Conceptus(R) Announces Private Exchange of Convertible Senior Notes Due 2027 for Convertible Senior Notes Due 2031
MOUNTAIN VIEW, Calif., Dec. 20, 2011 (GLOBE NEWSWIRE) -- Conceptus, Inc. (CPTS), announced today that the Company has entered into separate, privately-negotiated exchange agreements with certain holders of the Company's outstanding 2.25% Convertible Senior Notes due 2027 ("Existing Notes") to exchange $50.04 million of its $86.25 million aggregate principal amount of the Existing Notes outstanding for $50.04 million aggregate principal amount of new 5.00% Convertible Senior Notes due 2031 ("New Notes").

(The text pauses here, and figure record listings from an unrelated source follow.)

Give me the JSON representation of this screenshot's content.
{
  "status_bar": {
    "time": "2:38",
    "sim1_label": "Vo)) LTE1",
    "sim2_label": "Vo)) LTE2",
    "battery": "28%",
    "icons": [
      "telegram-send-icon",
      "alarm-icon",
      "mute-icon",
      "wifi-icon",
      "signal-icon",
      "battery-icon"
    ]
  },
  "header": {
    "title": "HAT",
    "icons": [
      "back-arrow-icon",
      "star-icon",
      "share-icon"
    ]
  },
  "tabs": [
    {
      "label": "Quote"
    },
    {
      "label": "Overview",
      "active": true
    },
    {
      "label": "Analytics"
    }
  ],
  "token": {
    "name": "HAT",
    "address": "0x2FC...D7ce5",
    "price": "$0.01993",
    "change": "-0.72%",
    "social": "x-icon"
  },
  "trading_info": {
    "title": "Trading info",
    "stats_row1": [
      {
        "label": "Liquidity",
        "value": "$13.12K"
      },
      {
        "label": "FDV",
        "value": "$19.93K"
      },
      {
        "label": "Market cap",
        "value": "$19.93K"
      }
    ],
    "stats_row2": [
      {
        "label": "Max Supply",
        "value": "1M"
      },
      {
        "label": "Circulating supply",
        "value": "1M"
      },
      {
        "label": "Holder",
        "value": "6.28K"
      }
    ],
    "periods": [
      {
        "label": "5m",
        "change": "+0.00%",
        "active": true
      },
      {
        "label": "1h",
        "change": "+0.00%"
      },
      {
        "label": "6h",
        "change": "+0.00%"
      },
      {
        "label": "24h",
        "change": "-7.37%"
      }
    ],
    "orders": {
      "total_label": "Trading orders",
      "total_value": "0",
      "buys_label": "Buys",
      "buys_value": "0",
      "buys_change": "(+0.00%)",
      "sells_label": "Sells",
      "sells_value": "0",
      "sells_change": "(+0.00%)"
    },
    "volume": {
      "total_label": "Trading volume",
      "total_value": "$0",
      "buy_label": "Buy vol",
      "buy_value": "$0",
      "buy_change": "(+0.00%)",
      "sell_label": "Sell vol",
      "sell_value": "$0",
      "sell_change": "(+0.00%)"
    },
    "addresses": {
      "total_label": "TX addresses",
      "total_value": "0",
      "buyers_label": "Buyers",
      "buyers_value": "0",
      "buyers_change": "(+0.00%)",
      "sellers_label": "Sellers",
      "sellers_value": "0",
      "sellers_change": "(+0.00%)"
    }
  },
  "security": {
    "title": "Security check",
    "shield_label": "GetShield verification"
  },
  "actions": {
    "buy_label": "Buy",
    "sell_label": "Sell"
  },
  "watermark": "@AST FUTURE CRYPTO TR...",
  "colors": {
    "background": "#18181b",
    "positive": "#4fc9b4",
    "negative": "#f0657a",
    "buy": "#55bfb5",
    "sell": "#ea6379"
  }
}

The New Notes will mature on December 15, 2031, unless earlier purchased, redeemed or converted, and will pay interest semiannually at a rate of 5.00% per year beginning on June 15, 2012. Upon satisfaction of certain conditions, the New Notes will be convertible at the holder's option, into cash, shares of the Company's common stock or a combination of cash and shares of common stock, at the Company's election. The initial conversion rate is 60.8365 shares of the Company's common stock per $1,000 principal amount of notes (equivalent to an initial conversion price of approximately $16.44 per share), subject to adjustment in certain events. The initial conversion price represents a 25% premium over the closing sale price of the common stock on December 19, 2011.
The Company has the option to redeem the notes on or after December 20, 2014. Holders of the New Notes have the option to require the Company to purchase the New Notes then outstanding on December 20, 2014, December 20, 2018, December 20, 2021 and December 20, 2026, or upon the occurrence of certain corporate events. The Company will also adjust the conversion rate for holders who convert their New Notes in connection with certain corporate events that occur prior to December 20, 2014.
The Company entered into the private exchange agreements to refinance a portion of the Existing Notes prior to the February 15, 2012 put date, at which date the holders of the Existing Notes may require the Company to repurchase all or a portion of the remaining $36.21 million aggregate principal amount of Existing Notes.
The New Notes and any underlying shares of common stock issuable upon conversion of the New Notes have not been registered under the Securities Act and may not be offered or sold in the United States absent registration or an applicable exemption from registration requirements. This press release does not constitute an offer to sell, or a solicitation of an offer to buy any security and shall not constitute an offer, solicitation or sale in any jurisdiction in which such offering would be unlawful.